The problem is, according to Margaret, to have such people in our lives, we must resist “the neuro-biological drive to surround ourselves with like-minded people.” Brian further explains it in terms of our human reaction to fear:
The reason we avoid difficult conversations is simply fear… It’s appropriate and good to feel fear if you’re about to do something very dangerous. But we also feel fear in a lot of situations that aren’t actually dangerous … Yes, there are risks in having difficult conversations … It might threaten your or their identity, which can be terrifying… Only having difficult conversations will make you less afraid.
That fear is the little voice in my head that I mentioned above. And standing up to that voice requires a lot of patience, consideration, and love, on both sides of the relationship—both the person speaking the truth and the person hearing it.

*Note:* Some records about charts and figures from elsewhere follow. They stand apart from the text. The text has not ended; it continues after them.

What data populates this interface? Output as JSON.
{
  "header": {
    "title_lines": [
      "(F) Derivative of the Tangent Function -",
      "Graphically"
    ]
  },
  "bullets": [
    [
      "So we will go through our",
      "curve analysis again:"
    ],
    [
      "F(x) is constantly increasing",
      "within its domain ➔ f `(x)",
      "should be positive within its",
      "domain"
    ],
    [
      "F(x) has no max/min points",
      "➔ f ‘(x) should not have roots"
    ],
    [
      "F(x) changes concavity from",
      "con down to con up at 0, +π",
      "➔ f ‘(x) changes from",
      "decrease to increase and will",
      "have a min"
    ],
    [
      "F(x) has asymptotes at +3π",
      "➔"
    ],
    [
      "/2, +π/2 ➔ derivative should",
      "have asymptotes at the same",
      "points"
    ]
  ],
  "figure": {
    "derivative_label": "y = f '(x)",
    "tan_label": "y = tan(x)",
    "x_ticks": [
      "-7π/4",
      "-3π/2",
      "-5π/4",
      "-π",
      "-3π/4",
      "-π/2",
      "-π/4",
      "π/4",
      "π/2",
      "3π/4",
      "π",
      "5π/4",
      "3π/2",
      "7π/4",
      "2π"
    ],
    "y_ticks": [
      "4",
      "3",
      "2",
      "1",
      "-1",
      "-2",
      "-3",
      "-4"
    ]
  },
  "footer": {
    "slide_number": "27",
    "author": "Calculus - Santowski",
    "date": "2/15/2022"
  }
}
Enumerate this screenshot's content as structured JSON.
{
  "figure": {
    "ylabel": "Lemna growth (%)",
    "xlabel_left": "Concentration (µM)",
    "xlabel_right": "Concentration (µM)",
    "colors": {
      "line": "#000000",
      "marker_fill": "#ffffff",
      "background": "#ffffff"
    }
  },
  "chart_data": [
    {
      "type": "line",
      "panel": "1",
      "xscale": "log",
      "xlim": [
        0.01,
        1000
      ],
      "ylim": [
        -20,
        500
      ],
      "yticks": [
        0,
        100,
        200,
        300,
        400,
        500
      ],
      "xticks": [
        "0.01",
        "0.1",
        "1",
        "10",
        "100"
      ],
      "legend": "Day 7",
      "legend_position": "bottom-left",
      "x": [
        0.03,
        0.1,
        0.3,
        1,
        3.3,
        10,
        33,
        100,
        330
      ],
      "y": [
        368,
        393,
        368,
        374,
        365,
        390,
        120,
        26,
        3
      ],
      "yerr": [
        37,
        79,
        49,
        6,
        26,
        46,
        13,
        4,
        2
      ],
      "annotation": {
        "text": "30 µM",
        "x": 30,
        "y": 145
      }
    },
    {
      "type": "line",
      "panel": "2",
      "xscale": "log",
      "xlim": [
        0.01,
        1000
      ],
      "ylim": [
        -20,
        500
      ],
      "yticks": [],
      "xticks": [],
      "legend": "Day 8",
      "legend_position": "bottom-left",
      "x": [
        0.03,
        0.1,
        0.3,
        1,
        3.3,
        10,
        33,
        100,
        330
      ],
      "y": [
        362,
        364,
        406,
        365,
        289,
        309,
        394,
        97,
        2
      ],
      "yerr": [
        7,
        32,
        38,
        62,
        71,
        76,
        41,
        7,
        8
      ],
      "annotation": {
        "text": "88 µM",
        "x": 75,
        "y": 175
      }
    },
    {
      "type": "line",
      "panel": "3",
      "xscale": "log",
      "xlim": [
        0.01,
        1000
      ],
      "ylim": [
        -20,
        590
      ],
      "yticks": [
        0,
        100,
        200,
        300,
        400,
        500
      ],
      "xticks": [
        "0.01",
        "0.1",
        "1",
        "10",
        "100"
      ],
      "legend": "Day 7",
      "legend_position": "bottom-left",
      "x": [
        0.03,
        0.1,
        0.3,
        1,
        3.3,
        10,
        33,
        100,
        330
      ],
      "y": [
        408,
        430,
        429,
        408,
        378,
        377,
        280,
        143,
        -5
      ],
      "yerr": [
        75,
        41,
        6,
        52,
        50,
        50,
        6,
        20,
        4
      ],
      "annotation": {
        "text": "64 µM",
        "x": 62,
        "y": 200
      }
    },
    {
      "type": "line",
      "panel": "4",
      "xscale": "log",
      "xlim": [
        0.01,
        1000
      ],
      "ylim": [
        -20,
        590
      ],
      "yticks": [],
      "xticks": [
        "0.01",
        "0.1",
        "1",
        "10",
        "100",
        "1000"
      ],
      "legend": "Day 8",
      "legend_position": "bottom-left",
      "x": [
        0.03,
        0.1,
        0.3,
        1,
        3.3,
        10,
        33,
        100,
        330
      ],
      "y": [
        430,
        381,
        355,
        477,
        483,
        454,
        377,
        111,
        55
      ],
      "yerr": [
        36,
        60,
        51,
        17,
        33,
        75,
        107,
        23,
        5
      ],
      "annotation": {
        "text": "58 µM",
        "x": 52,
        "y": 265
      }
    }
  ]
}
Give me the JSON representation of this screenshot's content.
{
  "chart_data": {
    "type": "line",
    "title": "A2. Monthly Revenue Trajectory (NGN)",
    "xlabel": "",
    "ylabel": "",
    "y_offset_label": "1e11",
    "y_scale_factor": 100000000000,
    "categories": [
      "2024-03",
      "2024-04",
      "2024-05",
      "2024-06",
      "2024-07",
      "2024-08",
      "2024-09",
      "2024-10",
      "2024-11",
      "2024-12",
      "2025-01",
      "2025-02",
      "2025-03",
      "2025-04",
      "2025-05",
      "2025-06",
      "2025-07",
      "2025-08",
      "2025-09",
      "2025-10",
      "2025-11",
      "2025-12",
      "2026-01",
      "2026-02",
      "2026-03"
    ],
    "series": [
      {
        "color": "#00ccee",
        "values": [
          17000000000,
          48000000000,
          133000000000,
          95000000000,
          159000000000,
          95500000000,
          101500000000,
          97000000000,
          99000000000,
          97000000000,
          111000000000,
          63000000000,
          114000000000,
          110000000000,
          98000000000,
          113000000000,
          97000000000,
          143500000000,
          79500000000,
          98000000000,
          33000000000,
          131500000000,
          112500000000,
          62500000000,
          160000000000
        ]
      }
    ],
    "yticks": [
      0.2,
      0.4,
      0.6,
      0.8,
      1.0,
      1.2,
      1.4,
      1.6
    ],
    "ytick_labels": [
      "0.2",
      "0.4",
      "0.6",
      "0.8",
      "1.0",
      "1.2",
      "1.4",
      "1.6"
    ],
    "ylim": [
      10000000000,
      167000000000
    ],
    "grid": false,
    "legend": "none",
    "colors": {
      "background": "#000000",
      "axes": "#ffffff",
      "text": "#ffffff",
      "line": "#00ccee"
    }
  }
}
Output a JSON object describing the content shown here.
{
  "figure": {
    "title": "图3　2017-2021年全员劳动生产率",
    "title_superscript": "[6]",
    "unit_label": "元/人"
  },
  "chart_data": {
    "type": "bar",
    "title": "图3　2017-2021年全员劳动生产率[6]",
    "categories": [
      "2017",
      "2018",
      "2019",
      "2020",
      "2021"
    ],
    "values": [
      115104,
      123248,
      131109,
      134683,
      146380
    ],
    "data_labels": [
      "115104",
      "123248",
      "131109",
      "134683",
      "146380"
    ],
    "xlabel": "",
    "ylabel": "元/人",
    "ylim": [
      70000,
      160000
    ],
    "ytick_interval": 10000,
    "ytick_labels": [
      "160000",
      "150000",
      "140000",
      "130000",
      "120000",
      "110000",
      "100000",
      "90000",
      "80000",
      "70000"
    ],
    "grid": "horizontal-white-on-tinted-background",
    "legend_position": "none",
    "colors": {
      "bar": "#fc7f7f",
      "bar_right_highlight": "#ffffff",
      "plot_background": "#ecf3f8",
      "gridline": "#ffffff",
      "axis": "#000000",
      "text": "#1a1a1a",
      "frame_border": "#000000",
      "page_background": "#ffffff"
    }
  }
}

Szaba doesn’t know it yet, but as part of this family, this will be required of her as well. Margaret stresses that it’s tantamount we teach “these skills to kids (and adults) at every stage of their development if we want to have thinking organizations and a thinking society.”
And again, with Brian as the bad cop:
You can choose to throw your life away, but you cannot choose to throw someone else’s life away. Her time is not your time to waste.
Yowsa. That’s harsh. But maybe it sounds so harsh because it’s so true.
The crux of the matter is this: You can’t just naysay for naysaying’s sake. You need to have a discussion based on honesty, mutual respect, hope, and love. For all his posturing, Brian wisely advises:
Practice connecting with your intention … “I am telling you these observations I have made, even though it is difficult for me, because I care about you and believe they may help you learn and grow… ” You should speak your words as an offering. You should feel sadness as you witness pain and joy as you witness resolve. If you don’t, that means: Do more intention practice next time.
And I leave you with this wise reminder from Margaret’s TED Talk (the full version of which is featured in the video below):
“The truth won’t set us free until we develop the skills and the habit and the moral fortitude to use it. Openness isn’t the end. It’s the beginning.”